Today I'll rectify that.

Because there's another side of raising siblings, you know.  Honestly we haven't had too much sibling rivalry because Monster is still a pudgy and adorable baby and Princess is a little girl who loves pudgy and adorable babies.  But sometimes, late at night, when they're all cozy in their beds and everything feels good and happy, I force myself to remember and prepare: he won't be a baby forever.

Today, she's 5 and he's 1.

Next year, she'll be 6 and he'll be 2.

Someday, she'll be 13 and he'll be 8.

Stop right there.  Let's think about that for a moment.

My daughter will be 13 at the same time that my son is 8.

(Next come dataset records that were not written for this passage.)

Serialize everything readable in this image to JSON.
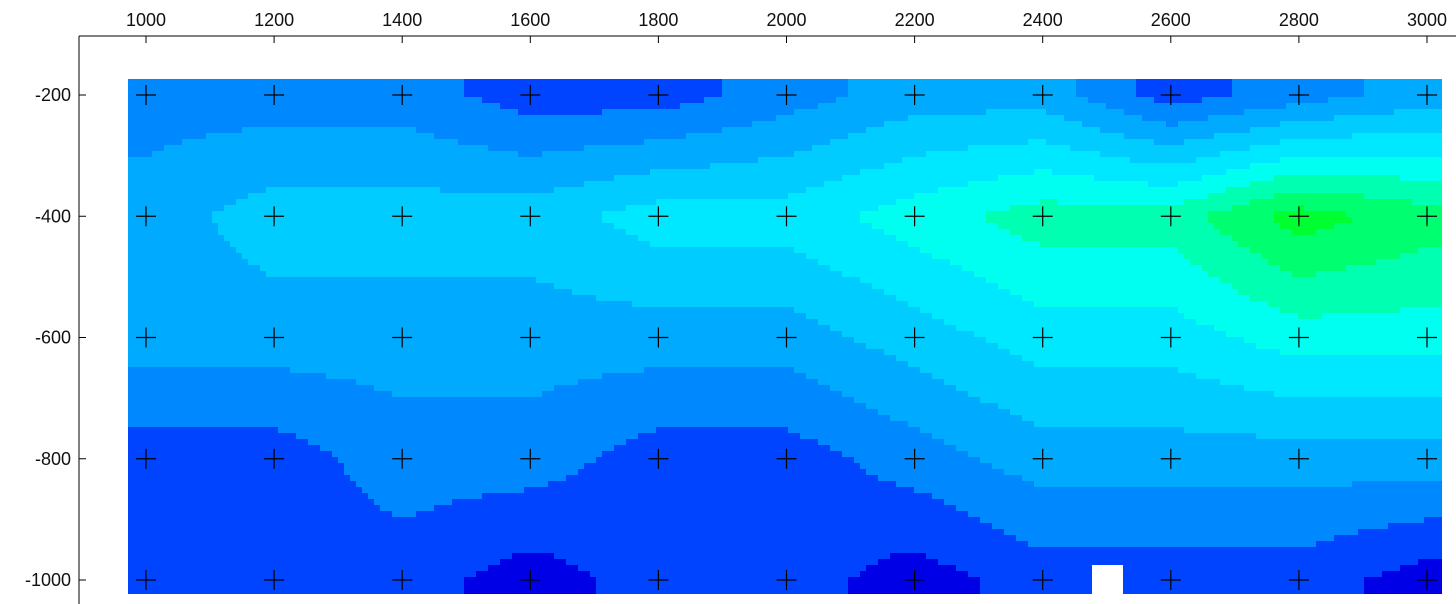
{
  "chart_data": {
    "type": "heatmap",
    "title": "",
    "xlabel": "",
    "ylabel": "",
    "x_ticks": [
      1000,
      1200,
      1400,
      1600,
      1800,
      2000,
      2200,
      2400,
      2600,
      2800,
      3000
    ],
    "y_ticks": [
      -200,
      -400,
      -600,
      -800,
      -1000
    ],
    "x_tick_labels": [
      "1000",
      "1200",
      "1400",
      "1600",
      "1800",
      "2000",
      "2200",
      "2400",
      "2600",
      "2800",
      "3000"
    ],
    "y_tick_labels": [
      "-200",
      "-400",
      "-600",
      "-800",
      "-1000"
    ],
    "xlim": [
      1000,
      3000
    ],
    "ylim": [
      -1000,
      -200
    ],
    "x_axis_position": "top",
    "y_axis_position": "left",
    "grid": false,
    "legend": "none",
    "colormap": [
      "#0000E6",
      "#0044FF",
      "#0088FF",
      "#00AAFF",
      "#00CCFF",
      "#00E8FF",
      "#00FFF0",
      "#00FFB0",
      "#00FF70",
      "#00FF30"
    ],
    "level_count": 10,
    "level_index_grid": [
      [
        2,
        2,
        2,
        1,
        1,
        2,
        3,
        3,
        1,
        2,
        3
      ],
      [
        3,
        4,
        4,
        4,
        5,
        5,
        6,
        7,
        7,
        9,
        8
      ],
      [
        3,
        3,
        3,
        3,
        3,
        3,
        4,
        5,
        5,
        6,
        6
      ],
      [
        1,
        1,
        2,
        2,
        1,
        1,
        2,
        3,
        3,
        3,
        3
      ],
      [
        1,
        1,
        1,
        0,
        1,
        1,
        0,
        1,
        1,
        1,
        0
      ]
    ],
    "sample_markers": "+ at every grid node"
  },
  "colors": {
    "background": "#ffffff",
    "axis": "#000000",
    "text": "#111111",
    "marker": "#000000"
  }
}
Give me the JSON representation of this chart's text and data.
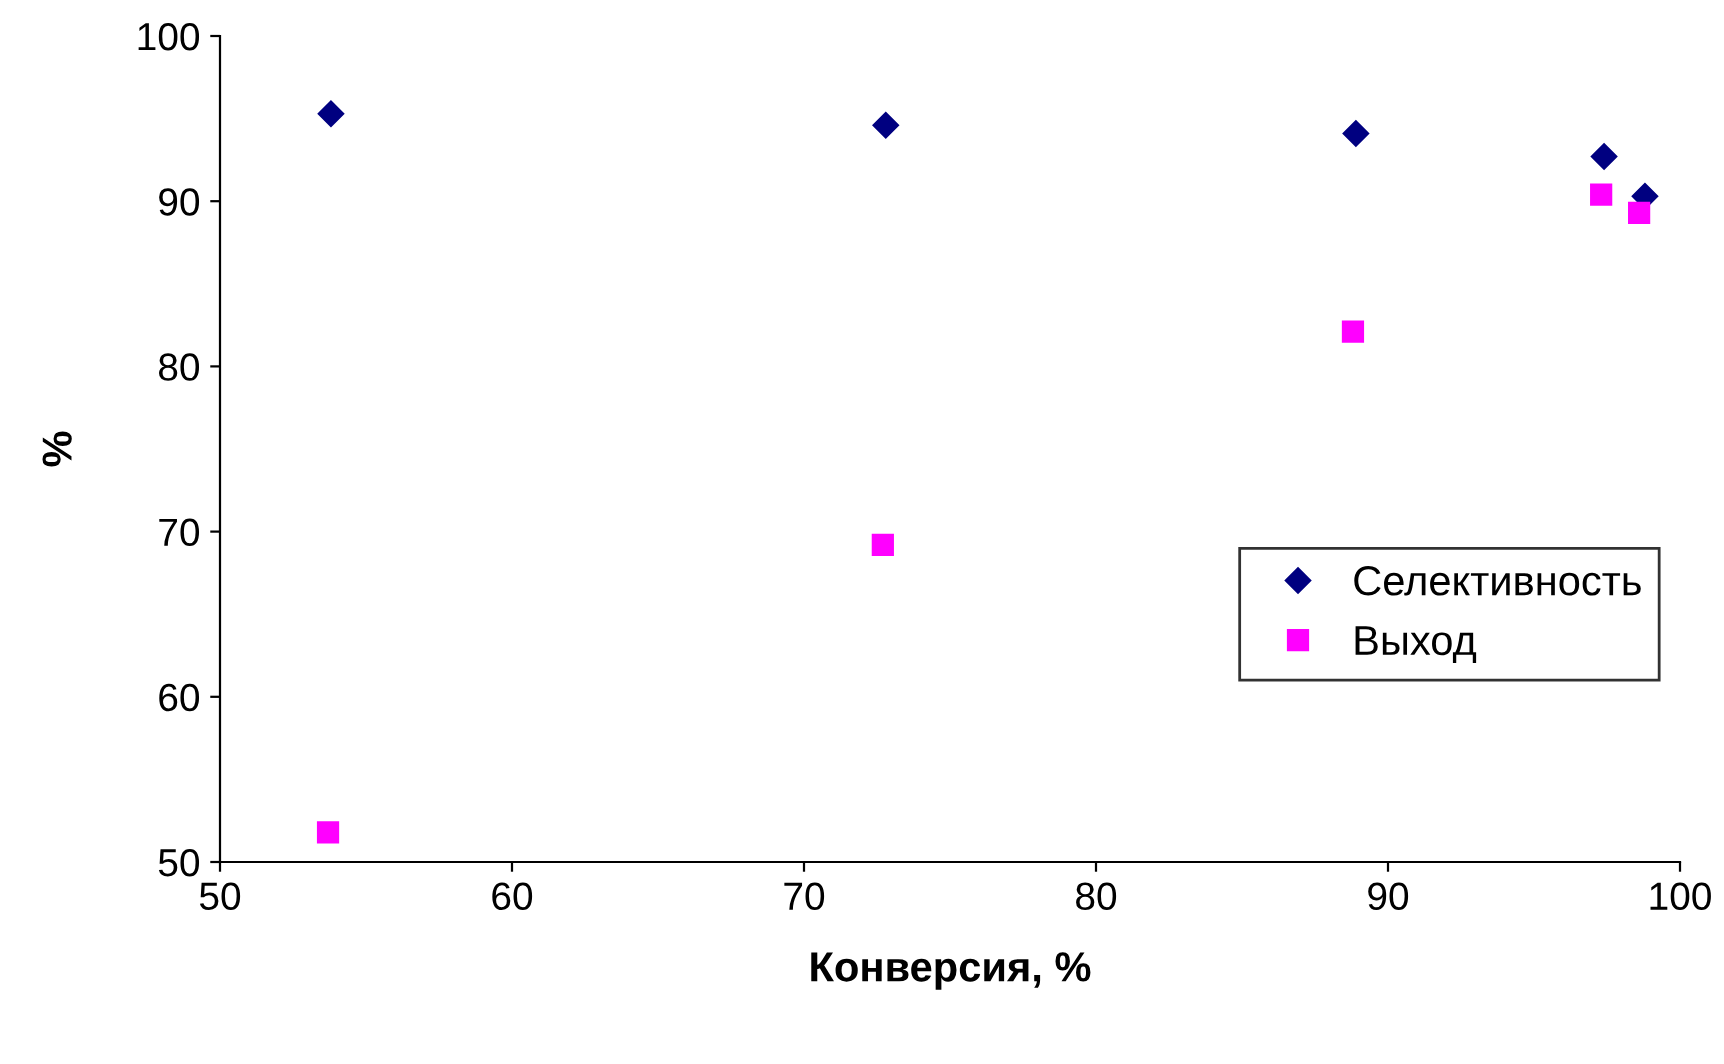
{
  "chart_data": {
    "type": "scatter",
    "xlabel": "Конверсия, %",
    "ylabel": "%",
    "xlim": [
      50,
      100
    ],
    "xticks": [
      50,
      60,
      70,
      80,
      90,
      100
    ],
    "ylim": [
      50,
      100
    ],
    "yticks": [
      50,
      60,
      70,
      80,
      90,
      100
    ],
    "grid": false,
    "legend": "right",
    "series": [
      {
        "name": "Селективность",
        "color": "#000080",
        "marker": "diamond",
        "x": [
          53.8,
          72.8,
          88.9,
          97.4,
          98.8
        ],
        "values": [
          95.3,
          94.6,
          94.1,
          92.7,
          90.3
        ]
      },
      {
        "name": "Выход",
        "color": "#ff00ff",
        "marker": "square",
        "x": [
          53.7,
          72.7,
          88.8,
          97.3,
          98.6
        ],
        "values": [
          51.8,
          69.2,
          82.1,
          90.4,
          89.3
        ]
      }
    ]
  }
}
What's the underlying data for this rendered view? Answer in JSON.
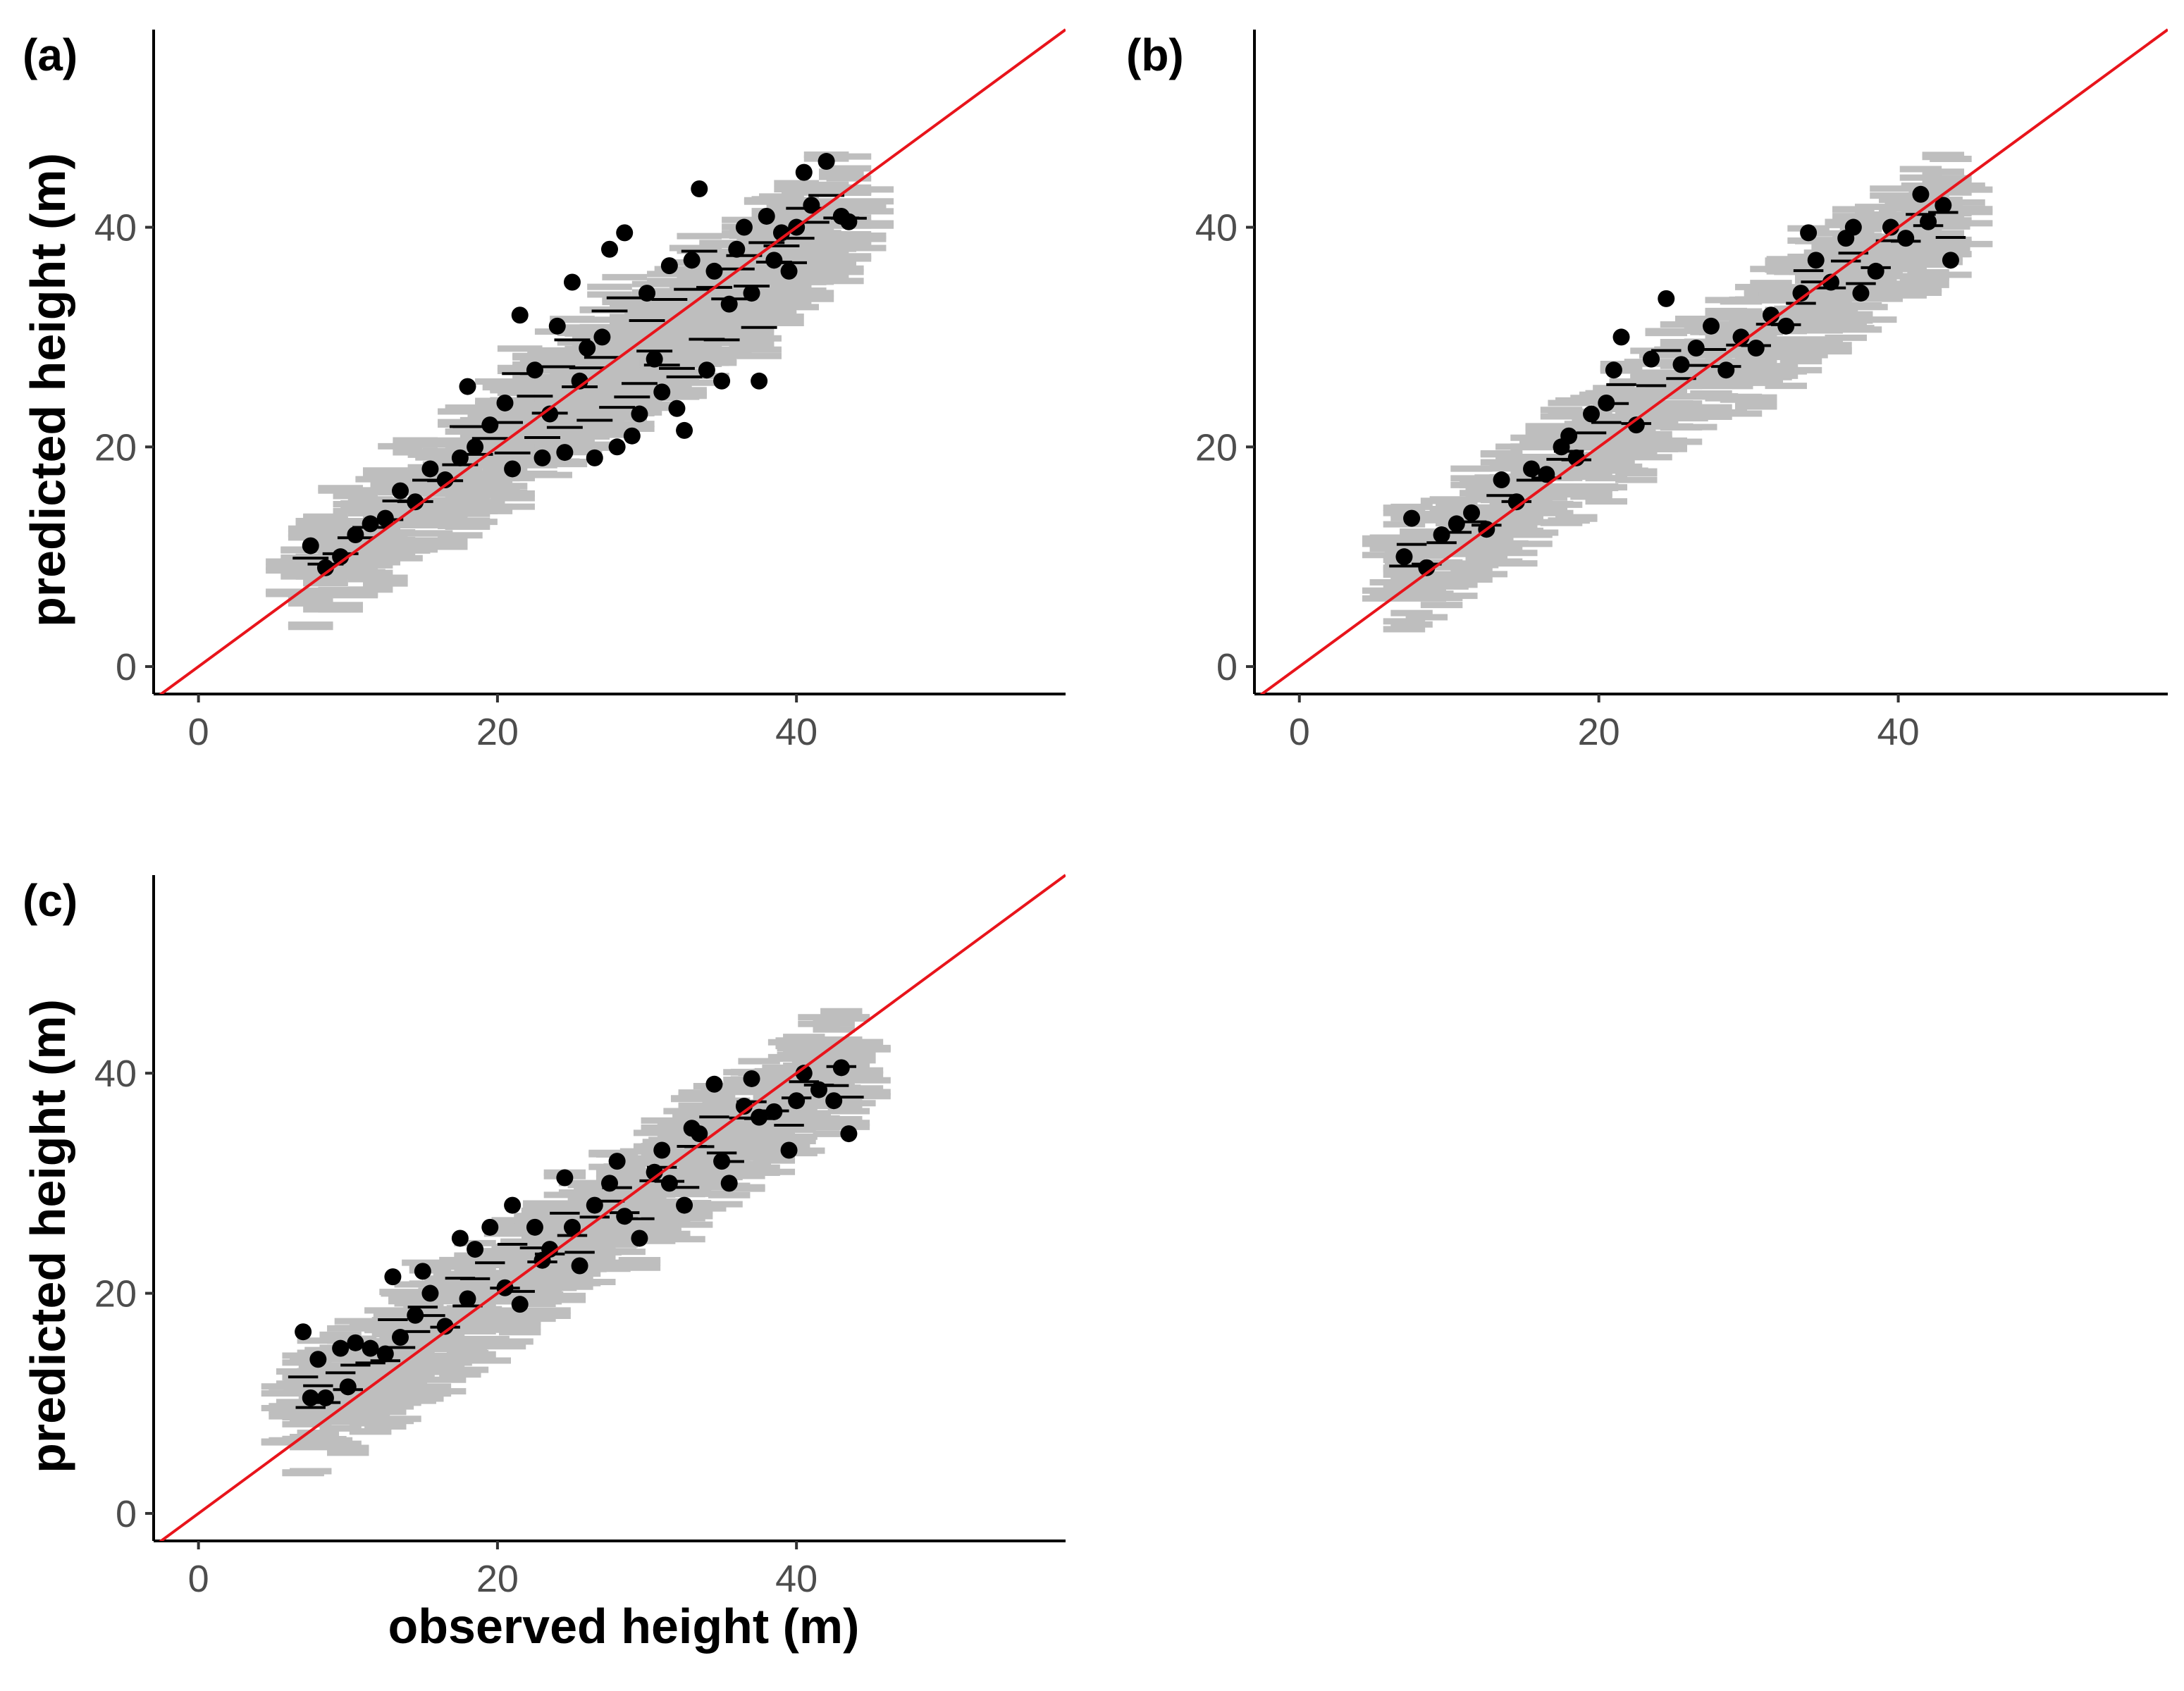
{
  "chart_data": [
    {
      "type": "scatter",
      "panel": "(a)",
      "xlabel": "",
      "ylabel": "predicted height (m)",
      "xlim": [
        -3,
        58
      ],
      "ylim": [
        -2.5,
        58
      ],
      "xticks": [
        "0",
        "20",
        "40"
      ],
      "yticks": [
        "0",
        "20",
        "40"
      ],
      "reference_line": "y = x",
      "x": [
        7.5,
        8.5,
        9.5,
        10.5,
        11.5,
        12.5,
        13.5,
        14.5,
        15.5,
        16.5,
        17.5,
        18.0,
        18.5,
        19.5,
        20.5,
        21.0,
        21.5,
        22.5,
        23.0,
        23.5,
        24.0,
        24.5,
        25.0,
        25.5,
        26.0,
        26.5,
        27.0,
        27.5,
        28.0,
        28.5,
        29.0,
        29.5,
        30.0,
        30.5,
        31.0,
        31.5,
        32.0,
        32.5,
        33.0,
        33.5,
        34.0,
        34.5,
        35.0,
        35.5,
        36.0,
        36.5,
        37.0,
        37.5,
        38.0,
        38.5,
        39.0,
        39.5,
        40.0,
        40.5,
        41.0,
        42.0,
        43.0,
        43.5
      ],
      "y": [
        11.0,
        9.0,
        10.0,
        12.0,
        13.0,
        13.5,
        16.0,
        15.0,
        18.0,
        17.0,
        19.0,
        25.5,
        20.0,
        22.0,
        24.0,
        18.0,
        32.0,
        27.0,
        19.0,
        23.0,
        31.0,
        19.5,
        35.0,
        26.0,
        29.0,
        19.0,
        30.0,
        38.0,
        20.0,
        39.5,
        21.0,
        23.0,
        34.0,
        28.0,
        25.0,
        36.5,
        23.5,
        21.5,
        37.0,
        43.5,
        27.0,
        36.0,
        26.0,
        33.0,
        38.0,
        40.0,
        34.0,
        26.0,
        41.0,
        37.0,
        39.5,
        36.0,
        40.0,
        45.0,
        42.0,
        46.0,
        41.0,
        40.5
      ],
      "pi_half_width": 3.0,
      "ci_half_width": 1.2
    },
    {
      "type": "scatter",
      "panel": "(b)",
      "xlabel": "",
      "ylabel": "",
      "xlim": [
        -3,
        58
      ],
      "ylim": [
        -2.5,
        58
      ],
      "xticks": [
        "0",
        "20",
        "40"
      ],
      "yticks": [
        "0",
        "20",
        "40"
      ],
      "reference_line": "y = x",
      "x": [
        7.0,
        7.5,
        8.5,
        9.5,
        10.5,
        11.5,
        12.5,
        13.5,
        14.5,
        15.5,
        16.5,
        17.5,
        18.0,
        18.5,
        19.5,
        20.5,
        21.0,
        21.5,
        22.5,
        23.5,
        24.5,
        25.5,
        26.5,
        27.5,
        28.5,
        29.5,
        30.5,
        31.5,
        32.5,
        33.5,
        34.0,
        34.5,
        35.5,
        36.5,
        37.0,
        37.5,
        38.5,
        39.5,
        40.5,
        41.5,
        42.0,
        43.0,
        43.5
      ],
      "y": [
        10.0,
        13.5,
        9.0,
        12.0,
        13.0,
        14.0,
        12.5,
        17.0,
        15.0,
        18.0,
        17.5,
        20.0,
        21.0,
        19.0,
        23.0,
        24.0,
        27.0,
        30.0,
        22.0,
        28.0,
        33.5,
        27.5,
        29.0,
        31.0,
        27.0,
        30.0,
        29.0,
        32.0,
        31.0,
        34.0,
        39.5,
        37.0,
        35.0,
        39.0,
        40.0,
        34.0,
        36.0,
        40.0,
        39.0,
        43.0,
        40.5,
        42.0,
        37.0
      ],
      "pi_half_width": 2.8,
      "ci_half_width": 1.0
    },
    {
      "type": "scatter",
      "panel": "(c)",
      "xlabel": "observed height (m)",
      "ylabel": "predicted height (m)",
      "xlim": [
        -3,
        58
      ],
      "ylim": [
        -2.5,
        58
      ],
      "xticks": [
        "0",
        "20",
        "40"
      ],
      "yticks": [
        "0",
        "20",
        "40"
      ],
      "reference_line": "y = x",
      "x": [
        7.0,
        7.5,
        8.0,
        8.5,
        9.5,
        10.0,
        10.5,
        11.5,
        12.5,
        13.0,
        13.5,
        14.5,
        15.0,
        15.5,
        16.5,
        17.5,
        18.0,
        18.5,
        19.5,
        20.5,
        21.0,
        21.5,
        22.5,
        23.0,
        23.5,
        24.5,
        25.0,
        25.5,
        26.5,
        27.5,
        28.0,
        28.5,
        29.5,
        30.5,
        31.0,
        31.5,
        32.5,
        33.0,
        33.5,
        34.5,
        35.0,
        35.5,
        36.5,
        37.0,
        37.5,
        38.5,
        39.5,
        40.0,
        40.5,
        41.5,
        42.5,
        43.0,
        43.5
      ],
      "y": [
        16.5,
        10.5,
        14.0,
        10.5,
        15.0,
        11.5,
        15.5,
        15.0,
        14.5,
        21.5,
        16.0,
        18.0,
        22.0,
        20.0,
        17.0,
        25.0,
        19.5,
        24.0,
        26.0,
        20.5,
        28.0,
        19.0,
        26.0,
        23.0,
        24.0,
        30.5,
        26.0,
        22.5,
        28.0,
        30.0,
        32.0,
        27.0,
        25.0,
        31.0,
        33.0,
        30.0,
        28.0,
        35.0,
        34.5,
        39.0,
        32.0,
        30.0,
        37.0,
        39.5,
        36.0,
        36.5,
        33.0,
        37.5,
        40.0,
        38.5,
        37.5,
        40.5,
        34.5
      ],
      "pi_half_width": 2.8,
      "ci_half_width": 1.0
    }
  ]
}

Imagine, if you will, a 13-year-old girl.  Maybe you used to be one (I confess, I was one briefly.  It was a long time ago and I've outgrown it.  Mostly.).  Maybe you've raised one. Whatever the case, you've surely met one before, and if you've spent more than 30 seconds with one you know that 13-year-old girls without exception are a miserable, infuriating group of humans.

Characteristics of a 13-year-old girl:
  • Hormonal insanity.  
  • Hypersensitivity.  
  • Irritability. 
  • Raging insecurity.  
  • Irrationality.
  • General, overwhelming hysteria.
  • An incredibly low tolerance for things that are "gross" or otherwise unpleasant.
  • Little to no tolerance for things deemed "embarrassing" (including but not limited to: family members, jeans cut in the wrong style, eating in public, speaking in public, walking near boys, existing in front of other teenagers who are wearing the right kind of jeans, and you).
  • A complete inability to just ignore that which they find annoying or disruptive.

A fauxhawk did this! That's all it takes, people!

Click here for actual documentation* of a 13-year-old girl in action.

Now.  Imagine an 8-year-old boy.  I've never been one personally, but I once lived with one for an entire year, and the memory is crystal clear.  Eight-year-old boys are, without exception, the most annoying, exasperating people on the planet.  They live to provoke.

Characteristics of an 8-year-old boy:  
  • Speed.  
  • Boundless energy.  
  • Dirt.  
  • Gross noises.  
  • Affinity for insects and small, slimy animals.  
  • Keen awareness of what others might find the most irritating and/or embarrassing at any given moment.
  • Unrivaled talent for and irresistible urge to annoy.

I look harmless, but I will make you wish you were dead.

Someday, I will have both of these specimens coexisting inside my house.  And I'll still have to live there, too.  I think.  I'm looking in to it.

*Animaniacs may or may not have been based on a true story.  I'm just assuming it was.


  1. 13 year old girls also don't stop talking and have no respect for adults trying to relive their childhoods by watching The Lion King in theaters. Just sayin'. Not that I know this from a recent personal experience or anything...

  2. OK I just realized that my ages look wonky...because 5-1 is 4, and 6-2 is 4, and 13-8 is...5? But in my defense, they are almost precisely 4 years and 6 months apart. So technically for 6 months they will be 13 and 8, and the next 6 months they will be 13 and 9.

    No word yet on whether 13 and 9 is better than 13 and 8. I'll let you know in 2019.